In meinem knarrenden, juckenden Denkstuhl hin und her schaukelnd, saßen Mom und ich an diesem Sommerabend und wiegten uns im Schatten. Ich starrte auf die Steckdose und fragte mich, wie sich der Tod anfühlte. Ich fragte mich, ob es weh tat.

Mit fünf konnte ich mir nicht vorstellen, was mit meinem Vater dort oben auf Slipstream passiert war. Es war eine Geschichte, die ich meinen Freunden auf dem Schulhof wieder hochgewürgt habe, die ich aber weder beweisen noch verstehen konnte. Ich konnte die Ungeheuerlichkeit der Berge, die ihn ergriffen, nicht begreifen, konnte die Idee von „Gesims“oder „Spalte“nicht begreifen. Als ich hörte, wie Erwachsene diese Begriffe benutzten, machte ich eine Lücke. Es war eine unmögliche Realität.

Ich stellte mir meinen Vater als eine Art eindimensionale Figur vor, wie die Zeichentrickfilme, die ich am Samstagmorgen sah, die in der Halbzeit langsam rückwärts stürzten, eingehüllt in ein stilles Weiß. Kein Geräusch eines Körpers auf Eis, kein Kampf, kein letztes Bild eines leblosen Mannes, das mein fünfjähriges Gehirn heraufbeschwören konnte. Meiner Meinung nach kam sein Körper nie zur Ruhe. Ein Ende war in meinen Augen nicht vorstellbar.

Ich wusste, dass mein Vater eines Tages zu mir zurückkehren würde. Er musste. Ohne Körper gab es keine Endgültigkeit. Alles, was wir hatten, war der offizielle Bericht mit vagen Details des Vorfalls. Der Streit, der Sturm, das Verschwinden. Das war alles, was wir hatten. Aber Worte auf dem Papier bedeuten wenig, wenn man Sehnen und Substanz braucht, und der Tod eines Kindes ist nichts anderes als ein großer verschwindender Akt. Für mich war mein Vater nicht tot.

Nach Daddys Sturz habe ich mich gefragt, was seine letzten Gedanken waren, was er zuletzt gesagt hat. Ich wusste, dass er mich liebte, der Beweis war da. Es war in den roten Cowgirl-Stiefeln, die er mir von einer Geschäftsreise nach Texas mitgebracht hat, in den Schlafliedern, die er für mich geschrieben und auf seiner Gitarre geklimpert hat, in unserem Teller-Leck-Ritual nach den Waffeln am Sonntagmorgen, die wir mit Ahornsirup übergossen haben. Aber ich brauchte mehr. Ich musste schon damals wissen, dass auch ich eine Priorität hatte, dass die Liebe meines Vaters zu mir gleichberechtigt war mit seiner Leidenschaft für das Klettern.

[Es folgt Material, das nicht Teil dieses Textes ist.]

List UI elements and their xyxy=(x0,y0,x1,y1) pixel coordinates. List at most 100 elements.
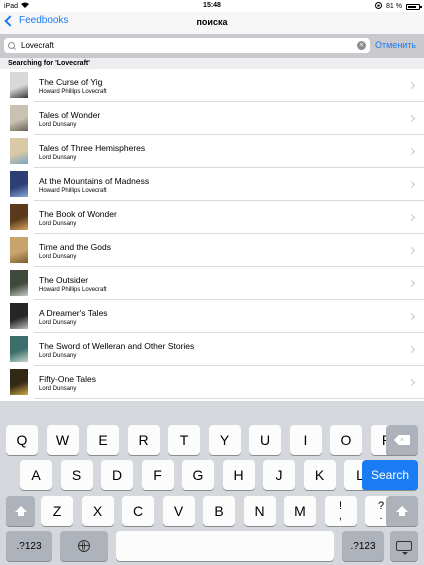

In diesen Monaten schlief ich nachts ein und stellte mir vor, sein letzter Gedanke sei an mich. Ich schlief getröstet vom Echo seiner Stimme, die meinen Namen rief, „Laurel“, der von den Bergwänden widerhallte, während er immer weiter in die Leere hinabstieg.

Als die Berichte aus Kanada fertiggestellt und abgelegt waren, wurde uns gesagt, dass der Fall 99 Jahre lang anhängig bleiben würde. Damals war ich kurz davor, meinen sechsten Geburtstag zu feiern. Ich habe die Summe berechnet. Das bedeutete, dass Daddy bis zu meinem 105. Geburtstag Zeit hatte, sich auf den Rückweg zu machen. Ich wusste nicht, wo ich mit 105 sein würde, konnte mir nicht vorstellen, wie es wäre, so alt zu sein. Ich wusste nur, dass ich geduldig sein musste.

Auszug aus den bevorstehenden Memoiren, Spindrift, von Laurel Holland, einem in Brooklyn lebenden Schriftsteller und ehemaligen Schauspieler. Tragen Sie zur Kickstarter-Kampagne des Projekts bei (live bis Donnerstag, 12. Juli) oder verfolgen Sie Hollands Fortschritte auf ihrem Blog The Spindrift Diaries.